Lauréate du 9e Concours international de violon Leopold Mozart, qui a eu lieu en 2016 à Augsbourg, Ji Won Song, violoniste sud-coréenne née à Séoul, prouve à la fois ses qualités de concertiste virtuose et de partenaire avisée en musique de chambre. Elle s’est imposée très tôt sur la scène internationale : en Chine, en Allemagne, au Canada et aux Etats-Unis. José Gallardo, pianiste brésilien né à Buenos Aires, a fait ses études dans sa ville natale, puis à l’Université de Mayence. Concertiste invité par de nombreux Festivals internationaux, il a enseigné à Mayence, puis au Centre Leopold Mozart (Université d’Augsbourg). Le nom du père de Wolfgang Amadeus plane sur l’interprétation violonistique, conformément à son ouvrage didactique : Versuch einer gründlichen Violinschule (1756). Leur programme s’échelonne de W. A. MOZART à Fritz KREISLER (1875-1962), en passant par Ludwig van BEETHOVEN et Pablo de SARASATE (1844-1908), d’horizons divers mais associés par des emprunts thématiques d’une part à Mozart (Flûte enchantée) et d’autre part à Beethoven.
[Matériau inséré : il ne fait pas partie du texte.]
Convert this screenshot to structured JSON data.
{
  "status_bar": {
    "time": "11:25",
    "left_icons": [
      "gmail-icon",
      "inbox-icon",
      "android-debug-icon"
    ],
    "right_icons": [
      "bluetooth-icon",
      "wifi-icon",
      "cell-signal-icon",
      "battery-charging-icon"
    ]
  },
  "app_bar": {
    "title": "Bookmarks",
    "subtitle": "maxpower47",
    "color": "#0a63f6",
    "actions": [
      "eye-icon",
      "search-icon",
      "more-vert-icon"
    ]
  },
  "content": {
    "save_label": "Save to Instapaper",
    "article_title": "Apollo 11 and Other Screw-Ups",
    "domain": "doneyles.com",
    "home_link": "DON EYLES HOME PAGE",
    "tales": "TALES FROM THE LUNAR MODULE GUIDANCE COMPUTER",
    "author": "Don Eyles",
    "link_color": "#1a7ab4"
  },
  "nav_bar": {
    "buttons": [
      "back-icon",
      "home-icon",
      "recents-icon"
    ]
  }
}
Les formes représentées se réclament des Sonate (en 3 mouvements), Romance, Rondo, Rondino et Fantaisie. À noter, dans les Sonates en mi b majeur (KV 481) et en

fa majeur (KV 376), le jeu perlé du pianiste, les répliques précises de la violoniste, la discrétion et la grâce mozartiennes, et le lyrisme dans la Romance en fa majeur (op. 50) de Beethoven ; la belle envolée lyrique dans le Rondino de Fritz Kreisler sur un thème de Beethoven ; la Fantaisie virtuose sur La Flûte enchantée de Pablo de Sarasate, déployant toute la palette sonore du violon. En outre, les discophiles seront sensibles à l’équilibre exceptionnel entre les deux instrumentistes et leur parfaite connivence, mais aussi à l’interprétation baignant dans la sonorité si chantante du violon, la sensibilité et la finesse. À ne pas manquer.